Comentame y llamame Marrrrta...

Queda oficialmente inaugurada la posibilidad de hacer comentarios en este bloccc. Quiero agradecer a todos los que me hicieron llegar sus protestas dándome así la constancia necesaria para desentrañar el funcionamiento de este espacio que, como tantas otras cosas de mi vida, no trae manual.

La tecnología aún no me ha vencido...

miércoles, 17 de septiembre de 2008

Técnicamente muerta




No tengo pulso.
No me palpita el corazón si sé que estás por llegar, no se acelera mi respiración, el estómago no me da un brinco.
No me marea pensar en vos, no se me aprietan los músculos del abdómen, no me río si te nombro, no me espanto.
No me desespera tu boca, no me atrapa tu olor, no se mezclan imágenes en mis pensamientos, no te extraño en mi cama vacía.
No logra deshacer tu saliva la manzana encantada que me atora el amor en la garganta.

jueves, 11 de septiembre de 2008

La belleza.


Tengo que llevar a la China a la peluquería. El flequillo se le desordena enseguida..

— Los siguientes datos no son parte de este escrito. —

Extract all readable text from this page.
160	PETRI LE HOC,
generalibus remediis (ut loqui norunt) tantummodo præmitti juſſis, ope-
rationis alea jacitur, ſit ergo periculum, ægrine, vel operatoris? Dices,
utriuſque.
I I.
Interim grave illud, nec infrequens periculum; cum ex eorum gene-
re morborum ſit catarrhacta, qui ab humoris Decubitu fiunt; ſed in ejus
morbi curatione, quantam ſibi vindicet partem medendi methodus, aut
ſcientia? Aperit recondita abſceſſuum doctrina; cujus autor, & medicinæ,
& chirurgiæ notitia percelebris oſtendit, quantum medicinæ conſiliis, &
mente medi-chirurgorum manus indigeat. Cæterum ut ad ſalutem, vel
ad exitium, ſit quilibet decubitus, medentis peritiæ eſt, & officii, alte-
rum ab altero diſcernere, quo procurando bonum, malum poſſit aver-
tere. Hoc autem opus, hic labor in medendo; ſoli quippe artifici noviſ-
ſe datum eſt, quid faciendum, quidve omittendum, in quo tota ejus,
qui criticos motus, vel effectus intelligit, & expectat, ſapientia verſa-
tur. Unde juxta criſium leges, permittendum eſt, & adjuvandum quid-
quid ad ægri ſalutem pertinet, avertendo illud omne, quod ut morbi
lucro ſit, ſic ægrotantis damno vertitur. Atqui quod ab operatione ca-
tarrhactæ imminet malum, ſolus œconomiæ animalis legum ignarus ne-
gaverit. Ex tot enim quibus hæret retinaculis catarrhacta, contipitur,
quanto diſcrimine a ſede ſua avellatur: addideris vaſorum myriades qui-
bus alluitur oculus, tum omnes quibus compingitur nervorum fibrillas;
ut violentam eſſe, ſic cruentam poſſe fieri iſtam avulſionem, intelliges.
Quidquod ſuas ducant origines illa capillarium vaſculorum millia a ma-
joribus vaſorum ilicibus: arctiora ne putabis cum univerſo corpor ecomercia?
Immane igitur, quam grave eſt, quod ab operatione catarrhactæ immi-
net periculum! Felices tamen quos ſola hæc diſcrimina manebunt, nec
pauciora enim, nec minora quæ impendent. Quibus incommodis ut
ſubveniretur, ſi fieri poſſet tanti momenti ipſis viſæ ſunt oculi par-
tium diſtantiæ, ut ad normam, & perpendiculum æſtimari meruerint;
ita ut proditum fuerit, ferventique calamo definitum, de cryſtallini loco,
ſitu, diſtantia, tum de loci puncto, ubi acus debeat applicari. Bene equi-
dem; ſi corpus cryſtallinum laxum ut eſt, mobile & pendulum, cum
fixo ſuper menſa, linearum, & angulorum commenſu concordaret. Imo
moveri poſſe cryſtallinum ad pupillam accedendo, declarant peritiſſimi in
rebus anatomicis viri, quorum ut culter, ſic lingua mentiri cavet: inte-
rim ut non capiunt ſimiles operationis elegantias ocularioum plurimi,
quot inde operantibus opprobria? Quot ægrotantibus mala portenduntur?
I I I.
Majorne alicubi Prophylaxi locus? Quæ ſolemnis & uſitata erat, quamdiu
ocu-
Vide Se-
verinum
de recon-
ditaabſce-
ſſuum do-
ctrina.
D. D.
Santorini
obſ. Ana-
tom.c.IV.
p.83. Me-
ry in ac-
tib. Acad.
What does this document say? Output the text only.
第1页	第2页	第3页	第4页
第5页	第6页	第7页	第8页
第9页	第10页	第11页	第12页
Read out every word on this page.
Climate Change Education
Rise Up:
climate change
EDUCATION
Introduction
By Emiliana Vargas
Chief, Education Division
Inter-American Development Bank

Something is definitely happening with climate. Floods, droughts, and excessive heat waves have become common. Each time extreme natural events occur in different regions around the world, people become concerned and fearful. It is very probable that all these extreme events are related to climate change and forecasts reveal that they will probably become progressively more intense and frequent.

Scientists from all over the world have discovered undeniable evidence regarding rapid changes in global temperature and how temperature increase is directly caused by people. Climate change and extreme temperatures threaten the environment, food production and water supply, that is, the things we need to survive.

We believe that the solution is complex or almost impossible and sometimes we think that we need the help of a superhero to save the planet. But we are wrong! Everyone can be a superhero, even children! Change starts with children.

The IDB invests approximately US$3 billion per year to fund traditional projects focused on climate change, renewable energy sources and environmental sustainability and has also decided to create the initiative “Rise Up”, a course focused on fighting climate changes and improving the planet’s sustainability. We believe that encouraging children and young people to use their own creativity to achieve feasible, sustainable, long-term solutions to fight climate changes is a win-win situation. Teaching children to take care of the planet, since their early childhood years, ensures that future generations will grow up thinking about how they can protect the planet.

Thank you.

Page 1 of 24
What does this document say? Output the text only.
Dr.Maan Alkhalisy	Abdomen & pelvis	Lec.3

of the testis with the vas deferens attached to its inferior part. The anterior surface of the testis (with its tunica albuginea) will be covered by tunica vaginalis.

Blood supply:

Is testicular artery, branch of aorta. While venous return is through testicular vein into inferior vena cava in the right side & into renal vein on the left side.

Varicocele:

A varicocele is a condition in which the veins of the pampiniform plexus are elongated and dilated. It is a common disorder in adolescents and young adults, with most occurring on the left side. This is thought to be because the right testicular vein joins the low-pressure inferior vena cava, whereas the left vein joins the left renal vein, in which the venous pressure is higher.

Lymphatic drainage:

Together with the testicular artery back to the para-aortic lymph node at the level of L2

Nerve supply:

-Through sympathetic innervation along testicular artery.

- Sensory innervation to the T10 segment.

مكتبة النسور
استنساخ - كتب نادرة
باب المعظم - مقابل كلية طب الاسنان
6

Desde que decidió cortarse el pelo corto, pero más que nada, desde que contradiciendo todos los consejos de mi madre y los míos, se cortó un flequillo, es otra. Sonríe, mueve la cabeza cuando habla, escucha a los Piojos y se enamoró de Andrés Ciro..

A los doce años le dije a mi mamá que me iba a cortar las puntas del pelo y lo que me hice fue un corte cubano. Sacarme de encima el peso de ese larguísimo pelo cepillado me hizo sentir importante de alguna manera por primera vez. Había tomado mi primera decisión radical.

Mañana mismo llevo a la China a la peluquería. Me fascina verle ese brillo en los ojos debajo de su flequillo nuevo.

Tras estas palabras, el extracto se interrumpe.